La Secretaría de Comercio Exterior de Brasil, a través de la Agencia de Estado, ha cifrado las ventas de coches hechas a Argentina durante 2001 en 232 millones de dólares, lo que supone una caída del 45 por ciento frente al año 2000.

Aquejada por una recesión económica de proporciones sísmicas, Argentina ve cómo se hunde su poder de compra y, con él, su balanza exterior. Otrora poderoso motor de la economía del Cono Sur, la República Argentina adquiere ahora categoría de segundón en el orden económico regional.

El poderío, como ya se venía venir, ha pasado íntegro a Brasil, todopoderoso actor que hace y deshace en la zona. Ante la caída de sus ventas argentinas, las firmas que producen en Brasil han decidido reorganizar sus líneas de negocio. Estados Unidos, México y Venezuela pasan a ser los principales clientes de los brasileños.

Concretamente, los envíos a Venezuela se han duplicado, lo que ha servido para paliar la caída de ventas en Argentina. Sin embargo, los expertos señalan al país caribeño como primer candidato para albergar una crisis económica, con lo que a Brasil se le puede cerrar otra ventana.

Naufragio en el Atlántico Sur
La situación en Argentina es tan complicada que las ventas generales de automóviles se han hundido en un 80 por ciento durante el mes de enero. Falta de dinero líquido, inseguridad, desempleo y debilidad política son motivos suficientes para que los consumidores no quieran arriesgar ni lo más mínimo.

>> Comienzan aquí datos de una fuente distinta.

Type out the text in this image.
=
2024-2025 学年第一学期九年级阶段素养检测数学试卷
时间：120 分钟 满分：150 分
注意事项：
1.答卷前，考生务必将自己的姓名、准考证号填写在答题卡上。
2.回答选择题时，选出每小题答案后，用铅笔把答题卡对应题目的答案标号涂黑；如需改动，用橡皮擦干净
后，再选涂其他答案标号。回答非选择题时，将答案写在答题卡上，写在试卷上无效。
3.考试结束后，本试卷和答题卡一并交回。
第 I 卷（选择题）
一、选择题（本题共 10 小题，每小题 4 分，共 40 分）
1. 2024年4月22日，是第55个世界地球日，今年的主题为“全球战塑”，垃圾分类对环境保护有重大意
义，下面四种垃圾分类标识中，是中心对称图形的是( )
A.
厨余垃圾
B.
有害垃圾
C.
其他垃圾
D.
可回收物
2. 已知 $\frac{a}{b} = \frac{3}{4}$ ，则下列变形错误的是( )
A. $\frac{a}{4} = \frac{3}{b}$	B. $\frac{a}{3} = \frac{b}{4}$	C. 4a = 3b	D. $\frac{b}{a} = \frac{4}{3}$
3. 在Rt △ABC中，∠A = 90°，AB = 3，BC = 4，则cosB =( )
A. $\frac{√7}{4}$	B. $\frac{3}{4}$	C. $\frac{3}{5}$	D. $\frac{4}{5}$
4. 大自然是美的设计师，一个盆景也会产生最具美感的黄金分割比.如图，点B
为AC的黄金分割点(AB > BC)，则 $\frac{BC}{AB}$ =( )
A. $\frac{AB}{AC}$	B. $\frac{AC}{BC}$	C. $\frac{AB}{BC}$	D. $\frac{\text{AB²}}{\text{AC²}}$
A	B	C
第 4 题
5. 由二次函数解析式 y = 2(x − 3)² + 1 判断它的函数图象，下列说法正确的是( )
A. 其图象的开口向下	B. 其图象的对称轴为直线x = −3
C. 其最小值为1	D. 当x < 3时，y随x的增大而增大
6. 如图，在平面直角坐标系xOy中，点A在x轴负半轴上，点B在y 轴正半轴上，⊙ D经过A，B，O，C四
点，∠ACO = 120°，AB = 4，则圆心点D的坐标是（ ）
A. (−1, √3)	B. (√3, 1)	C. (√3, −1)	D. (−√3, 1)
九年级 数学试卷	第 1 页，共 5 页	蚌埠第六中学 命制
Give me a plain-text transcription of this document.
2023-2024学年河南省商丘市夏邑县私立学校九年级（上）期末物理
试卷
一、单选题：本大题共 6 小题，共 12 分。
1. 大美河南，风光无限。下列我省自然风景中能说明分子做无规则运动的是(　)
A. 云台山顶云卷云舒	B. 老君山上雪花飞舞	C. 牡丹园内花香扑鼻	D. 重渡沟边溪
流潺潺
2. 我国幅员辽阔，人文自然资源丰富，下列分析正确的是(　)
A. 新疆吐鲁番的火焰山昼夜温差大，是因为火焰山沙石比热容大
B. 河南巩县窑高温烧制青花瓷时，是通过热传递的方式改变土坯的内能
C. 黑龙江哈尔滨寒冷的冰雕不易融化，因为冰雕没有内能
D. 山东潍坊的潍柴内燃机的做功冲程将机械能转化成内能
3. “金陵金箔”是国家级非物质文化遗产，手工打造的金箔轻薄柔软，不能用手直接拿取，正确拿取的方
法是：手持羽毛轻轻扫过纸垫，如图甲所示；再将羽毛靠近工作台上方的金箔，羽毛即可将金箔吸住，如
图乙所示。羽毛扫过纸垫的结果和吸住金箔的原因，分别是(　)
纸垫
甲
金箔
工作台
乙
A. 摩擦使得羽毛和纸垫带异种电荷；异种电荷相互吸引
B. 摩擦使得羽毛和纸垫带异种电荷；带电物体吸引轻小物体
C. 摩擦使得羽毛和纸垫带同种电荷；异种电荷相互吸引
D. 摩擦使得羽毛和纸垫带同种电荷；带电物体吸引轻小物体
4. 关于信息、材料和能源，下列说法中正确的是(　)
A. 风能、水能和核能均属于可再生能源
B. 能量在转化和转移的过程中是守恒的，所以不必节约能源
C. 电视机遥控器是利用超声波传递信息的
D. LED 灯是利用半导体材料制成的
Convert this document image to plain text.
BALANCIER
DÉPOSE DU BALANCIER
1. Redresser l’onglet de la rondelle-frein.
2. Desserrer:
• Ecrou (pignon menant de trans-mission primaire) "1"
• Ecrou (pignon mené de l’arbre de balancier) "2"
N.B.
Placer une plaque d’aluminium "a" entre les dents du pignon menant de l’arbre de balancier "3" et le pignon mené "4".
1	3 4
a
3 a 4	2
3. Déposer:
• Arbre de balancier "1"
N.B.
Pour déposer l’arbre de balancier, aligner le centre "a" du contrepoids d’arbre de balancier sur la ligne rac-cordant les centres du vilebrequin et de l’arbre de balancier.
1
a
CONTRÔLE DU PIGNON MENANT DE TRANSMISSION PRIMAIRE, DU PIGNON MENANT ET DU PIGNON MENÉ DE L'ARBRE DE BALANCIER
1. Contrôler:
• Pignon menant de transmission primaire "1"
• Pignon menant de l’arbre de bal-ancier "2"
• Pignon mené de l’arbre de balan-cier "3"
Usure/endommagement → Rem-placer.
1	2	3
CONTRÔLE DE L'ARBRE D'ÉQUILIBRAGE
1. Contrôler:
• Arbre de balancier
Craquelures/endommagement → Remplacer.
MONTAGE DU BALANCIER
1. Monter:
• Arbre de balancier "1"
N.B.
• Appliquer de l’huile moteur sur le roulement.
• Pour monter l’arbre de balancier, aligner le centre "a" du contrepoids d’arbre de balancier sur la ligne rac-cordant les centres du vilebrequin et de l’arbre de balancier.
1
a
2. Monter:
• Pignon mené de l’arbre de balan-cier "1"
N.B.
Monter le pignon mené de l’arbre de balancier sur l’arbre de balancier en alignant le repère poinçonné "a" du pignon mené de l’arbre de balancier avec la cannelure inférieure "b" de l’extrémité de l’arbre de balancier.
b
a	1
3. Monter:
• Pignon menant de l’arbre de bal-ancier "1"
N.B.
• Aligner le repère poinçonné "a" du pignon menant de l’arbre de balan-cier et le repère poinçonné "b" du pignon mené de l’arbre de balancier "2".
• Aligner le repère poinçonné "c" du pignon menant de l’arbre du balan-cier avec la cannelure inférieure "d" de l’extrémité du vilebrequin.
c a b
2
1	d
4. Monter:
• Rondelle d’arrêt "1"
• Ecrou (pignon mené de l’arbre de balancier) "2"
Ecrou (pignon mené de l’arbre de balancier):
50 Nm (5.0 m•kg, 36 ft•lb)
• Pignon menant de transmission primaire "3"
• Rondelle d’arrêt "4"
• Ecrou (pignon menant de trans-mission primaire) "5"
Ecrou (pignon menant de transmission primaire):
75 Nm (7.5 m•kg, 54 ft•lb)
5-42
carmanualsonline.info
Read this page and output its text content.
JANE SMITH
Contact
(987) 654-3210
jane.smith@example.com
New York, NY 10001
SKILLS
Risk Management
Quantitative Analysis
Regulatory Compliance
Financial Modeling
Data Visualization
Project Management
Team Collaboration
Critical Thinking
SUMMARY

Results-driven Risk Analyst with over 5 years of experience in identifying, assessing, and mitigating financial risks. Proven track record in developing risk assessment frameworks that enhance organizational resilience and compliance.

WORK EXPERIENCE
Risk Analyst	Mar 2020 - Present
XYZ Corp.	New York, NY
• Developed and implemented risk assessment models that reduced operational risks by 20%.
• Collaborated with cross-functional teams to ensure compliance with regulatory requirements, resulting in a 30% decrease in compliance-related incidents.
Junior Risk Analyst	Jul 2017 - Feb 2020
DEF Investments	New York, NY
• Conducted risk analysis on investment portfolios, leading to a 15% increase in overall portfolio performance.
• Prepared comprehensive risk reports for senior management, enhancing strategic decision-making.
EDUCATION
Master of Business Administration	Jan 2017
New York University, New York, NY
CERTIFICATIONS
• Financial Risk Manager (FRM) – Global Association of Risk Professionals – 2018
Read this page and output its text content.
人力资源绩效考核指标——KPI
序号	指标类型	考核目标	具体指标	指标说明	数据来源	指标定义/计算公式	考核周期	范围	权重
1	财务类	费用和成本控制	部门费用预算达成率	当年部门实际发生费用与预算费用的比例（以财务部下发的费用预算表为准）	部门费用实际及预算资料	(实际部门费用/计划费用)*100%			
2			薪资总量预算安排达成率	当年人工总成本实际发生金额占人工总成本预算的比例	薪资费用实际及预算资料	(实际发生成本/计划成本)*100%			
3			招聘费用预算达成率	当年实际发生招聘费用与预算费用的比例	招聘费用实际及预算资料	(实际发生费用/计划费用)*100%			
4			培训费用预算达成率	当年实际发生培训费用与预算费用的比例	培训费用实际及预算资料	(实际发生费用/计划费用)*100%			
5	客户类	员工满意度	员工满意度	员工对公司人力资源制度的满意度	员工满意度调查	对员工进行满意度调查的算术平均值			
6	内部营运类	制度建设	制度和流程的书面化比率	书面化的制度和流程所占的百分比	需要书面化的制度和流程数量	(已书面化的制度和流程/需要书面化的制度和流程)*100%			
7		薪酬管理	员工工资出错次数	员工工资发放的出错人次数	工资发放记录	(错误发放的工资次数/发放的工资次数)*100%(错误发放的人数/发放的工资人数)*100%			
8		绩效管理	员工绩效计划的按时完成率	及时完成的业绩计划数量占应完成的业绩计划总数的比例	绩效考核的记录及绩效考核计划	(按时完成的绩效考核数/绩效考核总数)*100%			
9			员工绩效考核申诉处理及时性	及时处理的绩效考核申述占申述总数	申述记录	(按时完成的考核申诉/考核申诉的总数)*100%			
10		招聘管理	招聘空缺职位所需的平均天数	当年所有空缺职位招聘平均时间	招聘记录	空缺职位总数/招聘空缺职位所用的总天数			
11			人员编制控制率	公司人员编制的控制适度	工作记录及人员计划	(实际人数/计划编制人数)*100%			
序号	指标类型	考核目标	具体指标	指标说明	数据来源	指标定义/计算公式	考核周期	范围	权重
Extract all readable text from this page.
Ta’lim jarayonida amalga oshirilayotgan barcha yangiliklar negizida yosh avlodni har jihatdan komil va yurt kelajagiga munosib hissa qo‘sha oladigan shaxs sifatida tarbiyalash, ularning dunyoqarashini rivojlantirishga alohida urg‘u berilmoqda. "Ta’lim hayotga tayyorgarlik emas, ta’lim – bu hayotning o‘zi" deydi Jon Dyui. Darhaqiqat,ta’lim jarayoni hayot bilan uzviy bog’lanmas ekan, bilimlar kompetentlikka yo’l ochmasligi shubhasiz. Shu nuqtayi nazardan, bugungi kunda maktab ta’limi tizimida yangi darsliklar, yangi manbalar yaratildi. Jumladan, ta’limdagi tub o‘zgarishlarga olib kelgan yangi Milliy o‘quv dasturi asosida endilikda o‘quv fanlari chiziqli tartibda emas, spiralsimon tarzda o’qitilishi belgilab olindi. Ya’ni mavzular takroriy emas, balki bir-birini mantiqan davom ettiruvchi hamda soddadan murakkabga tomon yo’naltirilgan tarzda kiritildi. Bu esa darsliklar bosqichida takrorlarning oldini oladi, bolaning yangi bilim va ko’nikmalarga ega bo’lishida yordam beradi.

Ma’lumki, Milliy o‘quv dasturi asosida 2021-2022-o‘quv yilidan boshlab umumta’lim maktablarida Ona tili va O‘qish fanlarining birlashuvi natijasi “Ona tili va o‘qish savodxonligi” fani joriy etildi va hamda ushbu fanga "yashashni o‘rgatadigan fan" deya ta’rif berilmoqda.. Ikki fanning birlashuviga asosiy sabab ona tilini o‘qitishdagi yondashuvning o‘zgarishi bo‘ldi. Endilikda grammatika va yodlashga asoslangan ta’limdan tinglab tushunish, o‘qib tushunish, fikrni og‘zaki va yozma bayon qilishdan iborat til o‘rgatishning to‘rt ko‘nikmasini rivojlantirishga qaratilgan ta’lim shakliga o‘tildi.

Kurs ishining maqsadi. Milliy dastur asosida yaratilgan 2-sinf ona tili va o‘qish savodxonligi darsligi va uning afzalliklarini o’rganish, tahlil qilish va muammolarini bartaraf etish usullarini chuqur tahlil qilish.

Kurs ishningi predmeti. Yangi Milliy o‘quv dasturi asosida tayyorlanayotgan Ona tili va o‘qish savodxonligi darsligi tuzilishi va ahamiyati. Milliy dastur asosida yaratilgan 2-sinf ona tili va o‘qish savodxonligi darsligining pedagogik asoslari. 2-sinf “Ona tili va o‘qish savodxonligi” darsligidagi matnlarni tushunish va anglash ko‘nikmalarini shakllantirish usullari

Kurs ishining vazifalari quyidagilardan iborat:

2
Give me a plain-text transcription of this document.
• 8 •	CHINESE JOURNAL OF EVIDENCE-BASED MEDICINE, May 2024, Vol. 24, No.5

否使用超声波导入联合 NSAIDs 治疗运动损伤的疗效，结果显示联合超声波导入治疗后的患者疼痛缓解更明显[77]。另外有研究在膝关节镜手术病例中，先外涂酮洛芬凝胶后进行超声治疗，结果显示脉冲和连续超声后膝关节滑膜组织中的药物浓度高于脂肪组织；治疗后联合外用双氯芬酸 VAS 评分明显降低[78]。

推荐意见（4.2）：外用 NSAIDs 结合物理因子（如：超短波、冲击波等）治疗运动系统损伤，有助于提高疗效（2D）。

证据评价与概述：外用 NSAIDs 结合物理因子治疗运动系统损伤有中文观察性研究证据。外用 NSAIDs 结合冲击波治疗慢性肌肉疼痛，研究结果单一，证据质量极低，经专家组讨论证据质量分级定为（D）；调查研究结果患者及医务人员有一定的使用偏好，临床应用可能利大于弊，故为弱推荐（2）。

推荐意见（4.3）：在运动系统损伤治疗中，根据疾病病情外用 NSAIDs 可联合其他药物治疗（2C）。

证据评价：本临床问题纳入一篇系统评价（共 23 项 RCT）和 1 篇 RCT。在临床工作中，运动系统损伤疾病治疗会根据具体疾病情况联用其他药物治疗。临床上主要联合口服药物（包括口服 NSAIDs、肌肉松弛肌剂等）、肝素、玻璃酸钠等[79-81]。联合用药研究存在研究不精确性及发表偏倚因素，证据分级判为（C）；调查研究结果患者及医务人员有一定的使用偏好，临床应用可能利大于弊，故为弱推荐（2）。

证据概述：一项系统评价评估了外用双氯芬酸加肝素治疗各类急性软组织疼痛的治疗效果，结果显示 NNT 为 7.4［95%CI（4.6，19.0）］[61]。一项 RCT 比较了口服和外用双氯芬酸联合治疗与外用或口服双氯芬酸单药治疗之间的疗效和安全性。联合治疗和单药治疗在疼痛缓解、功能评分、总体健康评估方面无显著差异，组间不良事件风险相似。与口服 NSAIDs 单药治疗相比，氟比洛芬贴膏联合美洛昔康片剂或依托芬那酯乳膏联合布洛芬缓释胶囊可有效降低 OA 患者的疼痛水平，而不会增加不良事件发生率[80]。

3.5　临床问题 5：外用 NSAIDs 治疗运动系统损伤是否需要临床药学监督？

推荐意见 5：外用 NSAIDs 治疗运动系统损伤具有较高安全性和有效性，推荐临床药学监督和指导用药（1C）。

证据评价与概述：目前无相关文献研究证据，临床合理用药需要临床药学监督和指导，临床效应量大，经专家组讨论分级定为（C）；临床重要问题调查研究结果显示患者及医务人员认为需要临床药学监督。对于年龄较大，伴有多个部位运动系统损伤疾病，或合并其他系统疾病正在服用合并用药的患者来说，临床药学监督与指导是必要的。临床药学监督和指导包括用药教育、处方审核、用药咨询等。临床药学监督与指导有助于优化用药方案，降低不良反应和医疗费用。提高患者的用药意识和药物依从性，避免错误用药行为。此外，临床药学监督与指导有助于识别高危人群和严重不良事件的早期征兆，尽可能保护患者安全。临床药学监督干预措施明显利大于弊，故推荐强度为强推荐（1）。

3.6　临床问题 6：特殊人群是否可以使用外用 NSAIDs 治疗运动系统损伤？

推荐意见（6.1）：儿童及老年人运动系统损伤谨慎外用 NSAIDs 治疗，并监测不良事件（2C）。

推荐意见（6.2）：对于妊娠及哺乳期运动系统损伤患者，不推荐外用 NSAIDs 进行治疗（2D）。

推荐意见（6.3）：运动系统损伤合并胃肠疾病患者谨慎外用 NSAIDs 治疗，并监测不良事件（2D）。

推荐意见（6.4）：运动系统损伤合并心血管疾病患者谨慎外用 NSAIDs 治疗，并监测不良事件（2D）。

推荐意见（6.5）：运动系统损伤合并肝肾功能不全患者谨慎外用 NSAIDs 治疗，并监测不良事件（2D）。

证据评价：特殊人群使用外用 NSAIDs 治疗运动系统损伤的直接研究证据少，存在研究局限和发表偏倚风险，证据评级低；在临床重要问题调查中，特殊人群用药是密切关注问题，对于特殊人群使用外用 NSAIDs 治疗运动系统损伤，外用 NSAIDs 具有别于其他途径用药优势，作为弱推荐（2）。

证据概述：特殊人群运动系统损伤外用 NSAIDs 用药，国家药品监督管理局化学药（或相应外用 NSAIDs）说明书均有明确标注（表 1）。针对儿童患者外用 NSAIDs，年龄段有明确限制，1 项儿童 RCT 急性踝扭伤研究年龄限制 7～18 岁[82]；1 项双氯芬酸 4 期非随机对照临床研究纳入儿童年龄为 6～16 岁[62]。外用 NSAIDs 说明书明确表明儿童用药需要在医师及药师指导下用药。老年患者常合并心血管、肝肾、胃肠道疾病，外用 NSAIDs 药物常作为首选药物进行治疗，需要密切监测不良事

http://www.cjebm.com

La Asociación de Fabricantes de Automotores, ADEFA, informa que durante el primer mes del año los concesionarios del país sólo vendieron 3.646 unidades, de las que únicamente 1.816 eran de producción nacional.

Son varias las fábricas que han detenido sus máquinas, con lo que la fabricación interna de coches ha caído en un 42,2 por ciento frente al mes de diciembre y un 65,7 por ciento frente al mes de enero de 2001. Las exportaciones también se han desmoronado, pues registran una reducción del 70 por ciento frente a lo que fueron hace un año.

El sector vive angustiado a la espera de que se despeje un poco el horizonte económico y financiero.